BLOG: Working to solve high-street problems

BLOG: Working to solve high-street problems

A few weeks ago, in response to feedback received from businesses across Stirling, I hosted a summit in the centre of the city which was attended by a number of small, medium and large businesses.

The common goal discussed at the summit was how we can all play our part to maximize the potential of Stirling.

We should not be afraid to talk up what our fantastic area has to offer.

Stirling has so much to offer for residents and visitors and potential businesses who are looking to relocate to the city and surrounding area.

Indeed, on certain measures such as shop vacancy rates, Stirling on average fares better than similar sized towns across the UK.

Events such as the Runrig concert and the Stirling Marathon have recently shown the city at its best as visitors poured in from all over the world to enjoy what we have to offer.

Tourism to Stirling is also booming and in the last financial year, Stirling Castle attracted over half a million visits and increased its footfall by an outstanding 15% on the previous year.

It is clear to see that the local tourism industry continues to grow and that the Stirling area is the place to be for visitors to Scotland.

Plans for a new National Tartan Centre as a result of the Stirling and Clackmannanshire City Region Deal and funded by the UK Government will also help to drive more footfall into the town centre.

However, there are also great challenges for Stirling city centre and I had the opportunity to hear these first-hand at the summit.

Changing trends and behaviours, driven by a wide range of economic, demographic, social and technological factors- have affected the prosperity and vibrancy of our high streets.

It is true that some of the issues facing Stirling city centre are not wholly unique and similar stories of empty buildings, lack of footfall and increasing anti-social behaviour can be found in towns across Scotland.

However, that does not mean that the concerns of those impacted should not be listened to or dismissed out of hand.

Issues such as anti-social behaviour, substance misuse, street drinking, waste management, littering, declining footfall, impact of business rates and changes to parking were all discussed in depth with over 40 local traders, local stakeholders and representatives from Police Scotland in attendance.

These issues were raised by those who have to deal with them on a daily basis.

This is not about talking Stirling down – it’s about recognising what the issues are and solving them in order to make Stirling the very best it can be.

Following the meeting, I held a very productive and constructive meeting with Stirling Council officials to discuss the issues raised at this public forum.
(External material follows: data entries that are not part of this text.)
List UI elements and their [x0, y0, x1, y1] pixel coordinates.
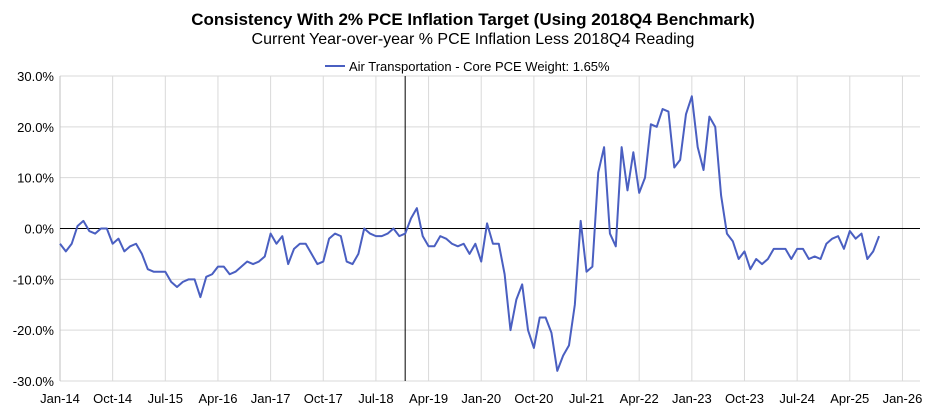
y-tick-label: -30.0% [13, 374, 55, 389]
x-tick-label: Jul-24 [779, 391, 814, 406]
x-tick-label: Oct-14 [93, 391, 132, 406]
x-tick-label: Jan-23 [672, 391, 712, 406]
x-tick-label: Jul-21 [569, 391, 604, 406]
x-tick-label: Jan-26 [883, 391, 923, 406]
chart-subtitle: Current Year-over-year % PCE Inflation L… [251, 31, 695, 48]
x-tick-label: Apr-16 [198, 391, 237, 406]
x-tick-label: Apr-19 [409, 391, 448, 406]
x-tick-label: Oct-23 [725, 391, 764, 406]
legend-label: Air Transportation - Core PCE Weight: 1.… [349, 59, 610, 74]
x-tick-label: Apr-22 [620, 391, 659, 406]
x-tick-labels: Jan-14 Oct-14 Jul-15 Apr-16 Jan-17 Oct-17 Jul-… [40, 391, 922, 406]
y-tick-label: 0.0% [24, 222, 54, 237]
legend: Air Transportation - Core PCE Weight: 1.… [325, 59, 610, 74]
series-group [59, 95, 880, 372]
chart-title: Consistency With 2% PCE Inflation Target… [191, 10, 755, 29]
x-tick-label: Oct-17 [304, 391, 343, 406]
x-tick-label: Oct-20 [514, 391, 553, 406]
x-tick-label: Jan-17 [251, 391, 291, 406]
x-tick-label: Jul-18 [358, 391, 393, 406]
y-tick-label: 20.0% [17, 120, 54, 135]
y-tick-label: 30.0% [17, 69, 54, 84]
series-line-air-transportation [59, 95, 880, 372]
x-tick-label: Jul-15 [148, 391, 183, 406]
y-tick-label: -20.0% [13, 323, 55, 338]
x-tick-label: Jan-14 [40, 391, 80, 406]
y-tick-labels: 30.0% 20.0% 10.0% 0.0% -10.0% -20.0% -30.0% [13, 69, 55, 389]
axes [59, 76, 920, 381]
y-tick-label: 10.0% [17, 171, 54, 186]
x-tick-label: Jan-20 [461, 391, 501, 406]
y-tick-label: -10.0% [13, 272, 55, 287]
x-tick-label: Apr-25 [830, 391, 869, 406]
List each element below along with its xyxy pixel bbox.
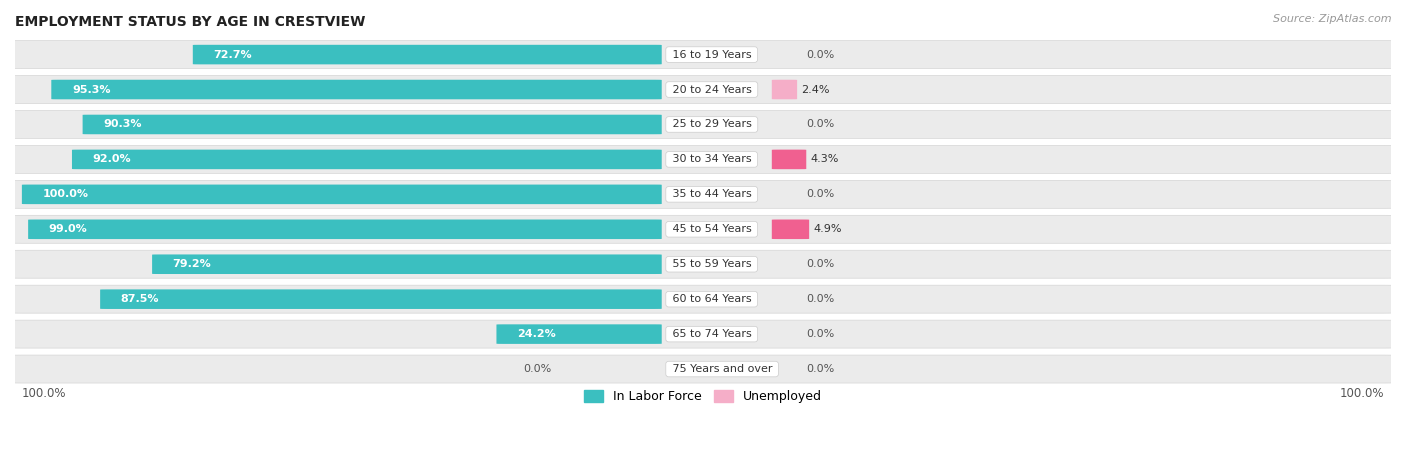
- FancyBboxPatch shape: [72, 149, 662, 169]
- FancyBboxPatch shape: [22, 184, 662, 204]
- Text: 100.0%: 100.0%: [22, 387, 66, 400]
- Text: Source: ZipAtlas.com: Source: ZipAtlas.com: [1274, 14, 1392, 23]
- Text: 0.0%: 0.0%: [806, 119, 834, 130]
- FancyBboxPatch shape: [772, 80, 797, 99]
- FancyBboxPatch shape: [8, 180, 1398, 208]
- FancyBboxPatch shape: [8, 215, 1398, 243]
- Text: 0.0%: 0.0%: [523, 364, 551, 374]
- FancyBboxPatch shape: [8, 285, 1398, 313]
- Text: 4.9%: 4.9%: [813, 224, 842, 234]
- Text: 30 to 34 Years: 30 to 34 Years: [669, 154, 755, 164]
- Text: 0.0%: 0.0%: [806, 259, 834, 269]
- Text: 0.0%: 0.0%: [806, 294, 834, 304]
- Text: EMPLOYMENT STATUS BY AGE IN CRESTVIEW: EMPLOYMENT STATUS BY AGE IN CRESTVIEW: [15, 15, 366, 29]
- Text: 87.5%: 87.5%: [121, 294, 159, 304]
- FancyBboxPatch shape: [8, 145, 1398, 173]
- Text: 2.4%: 2.4%: [801, 85, 830, 94]
- Text: 20 to 24 Years: 20 to 24 Years: [669, 85, 755, 94]
- Text: 35 to 44 Years: 35 to 44 Years: [669, 189, 755, 199]
- Text: 100.0%: 100.0%: [1340, 387, 1384, 400]
- FancyBboxPatch shape: [8, 40, 1398, 68]
- Text: 0.0%: 0.0%: [806, 329, 834, 339]
- Text: 16 to 19 Years: 16 to 19 Years: [669, 50, 755, 59]
- FancyBboxPatch shape: [100, 289, 662, 309]
- Text: 45 to 54 Years: 45 to 54 Years: [669, 224, 755, 234]
- Text: 90.3%: 90.3%: [103, 119, 142, 130]
- FancyBboxPatch shape: [51, 80, 662, 99]
- Text: 79.2%: 79.2%: [173, 259, 211, 269]
- Text: 92.0%: 92.0%: [93, 154, 131, 164]
- Text: 75 Years and over: 75 Years and over: [669, 364, 776, 374]
- FancyBboxPatch shape: [8, 111, 1398, 139]
- Legend: In Labor Force, Unemployed: In Labor Force, Unemployed: [579, 385, 827, 408]
- FancyBboxPatch shape: [8, 250, 1398, 278]
- Text: 65 to 74 Years: 65 to 74 Years: [669, 329, 755, 339]
- Text: 0.0%: 0.0%: [806, 364, 834, 374]
- Text: 55 to 59 Years: 55 to 59 Years: [669, 259, 755, 269]
- Text: 0.0%: 0.0%: [806, 50, 834, 59]
- FancyBboxPatch shape: [8, 320, 1398, 348]
- FancyBboxPatch shape: [83, 115, 662, 134]
- Text: 99.0%: 99.0%: [49, 224, 87, 234]
- FancyBboxPatch shape: [8, 76, 1398, 104]
- Text: 100.0%: 100.0%: [42, 189, 89, 199]
- FancyBboxPatch shape: [772, 149, 806, 169]
- Text: 95.3%: 95.3%: [72, 85, 111, 94]
- FancyBboxPatch shape: [8, 355, 1398, 383]
- FancyBboxPatch shape: [772, 220, 810, 239]
- Text: 4.3%: 4.3%: [810, 154, 839, 164]
- FancyBboxPatch shape: [193, 45, 662, 64]
- Text: 60 to 64 Years: 60 to 64 Years: [669, 294, 755, 304]
- Text: 72.7%: 72.7%: [214, 50, 252, 59]
- Text: 24.2%: 24.2%: [517, 329, 555, 339]
- Text: 25 to 29 Years: 25 to 29 Years: [669, 119, 755, 130]
- Text: 0.0%: 0.0%: [806, 189, 834, 199]
- FancyBboxPatch shape: [152, 254, 662, 274]
- FancyBboxPatch shape: [496, 324, 662, 344]
- FancyBboxPatch shape: [28, 220, 662, 239]
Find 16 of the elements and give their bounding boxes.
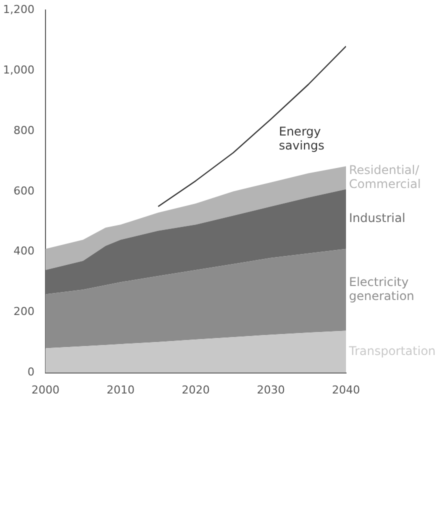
y-tick-label: 600 — [13, 184, 34, 198]
x-tick-label: 2010 — [106, 383, 135, 396]
x-tick-label: 2020 — [182, 383, 210, 396]
x-tick-label: 2000 — [31, 383, 60, 396]
x-tick-label: 2030 — [256, 383, 285, 396]
y-tick-label: 1,000 — [2, 63, 34, 76]
y-tick-label: 1,200 — [2, 2, 34, 16]
y-tick-label: 200 — [13, 305, 34, 318]
series-label: Residential/Commercial — [349, 162, 421, 191]
series-label: Industrial — [349, 211, 406, 226]
series-label: Energy savings — [278, 124, 324, 152]
y-tick-label: 400 — [13, 244, 34, 258]
y-tick-label: 800 — [13, 124, 34, 137]
x-tick-label: 2040 — [332, 383, 360, 396]
y-tick-label: 0 — [27, 366, 34, 379]
series-label: Electricity generation — [349, 274, 414, 303]
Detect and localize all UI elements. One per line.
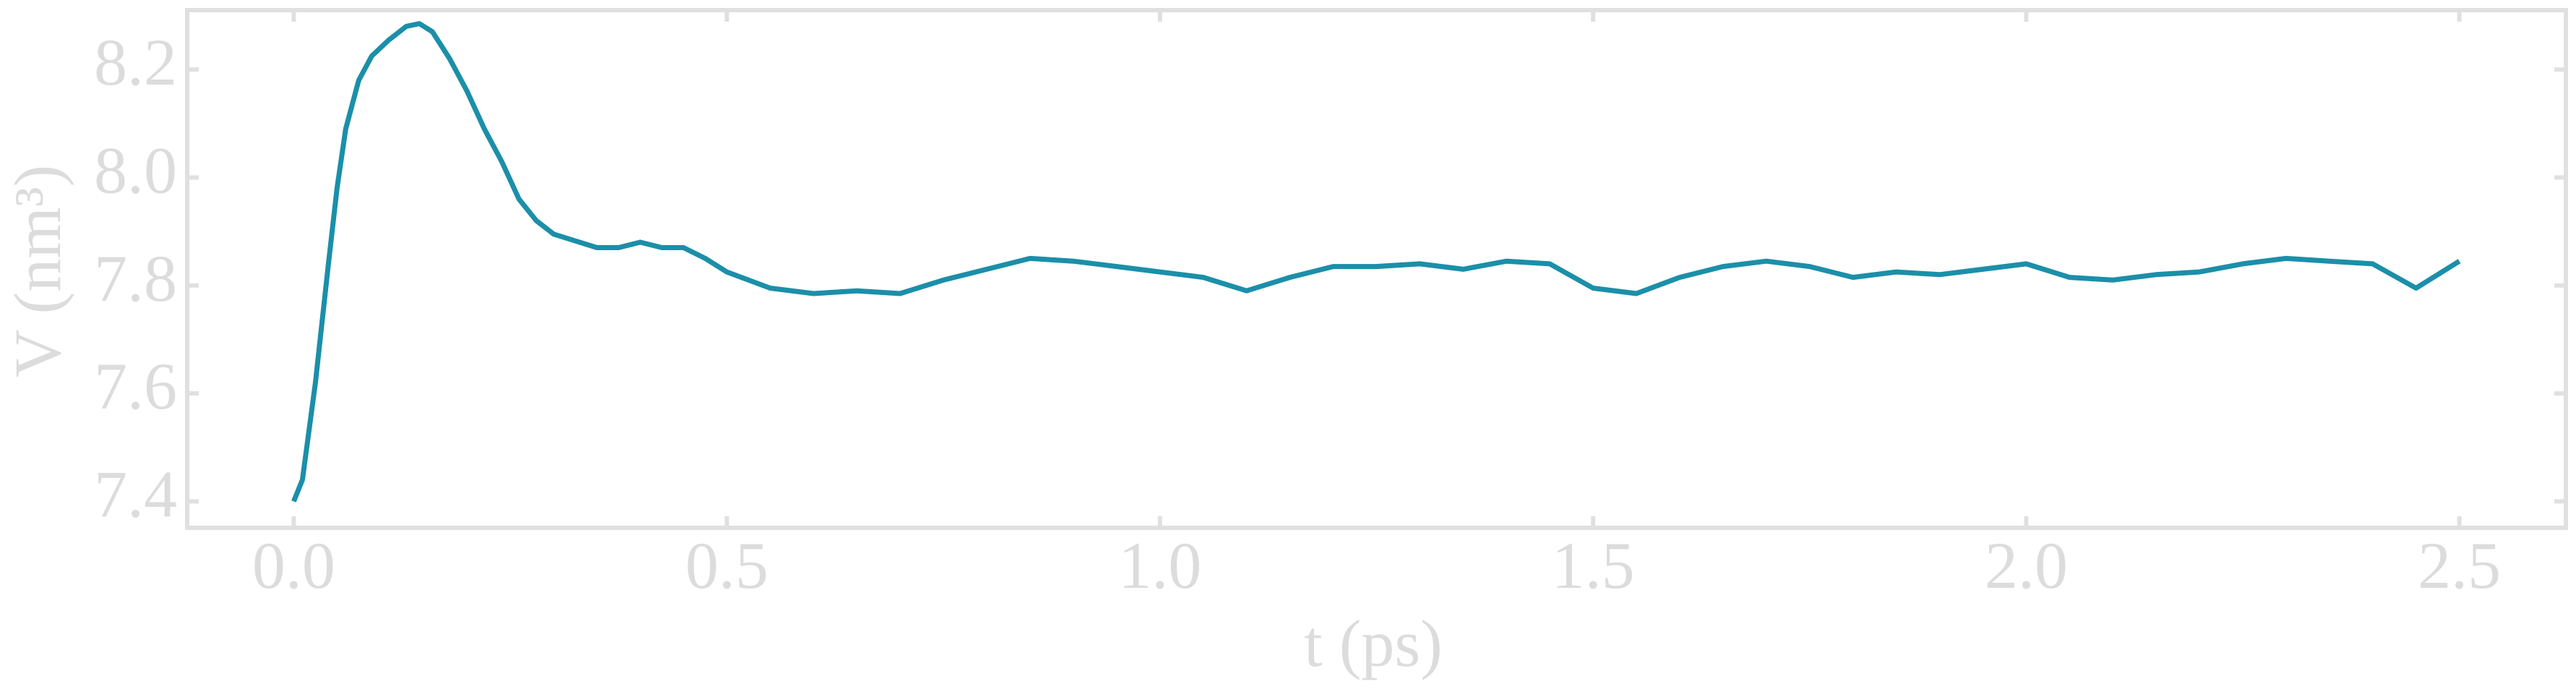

It was very encouraging to see how responsive Stirling Council has been to the concerns raised.

I will be reporting back directly to the businesses on actions which will be taken to address some of their concerns in the short term and also what actions they can take in shaping future developments.

It is time for a mature discussion on the way forward for businesses in Stirling city centre and the issues which affect them, and I fully intend to keep the views of traders at the top of the agenda.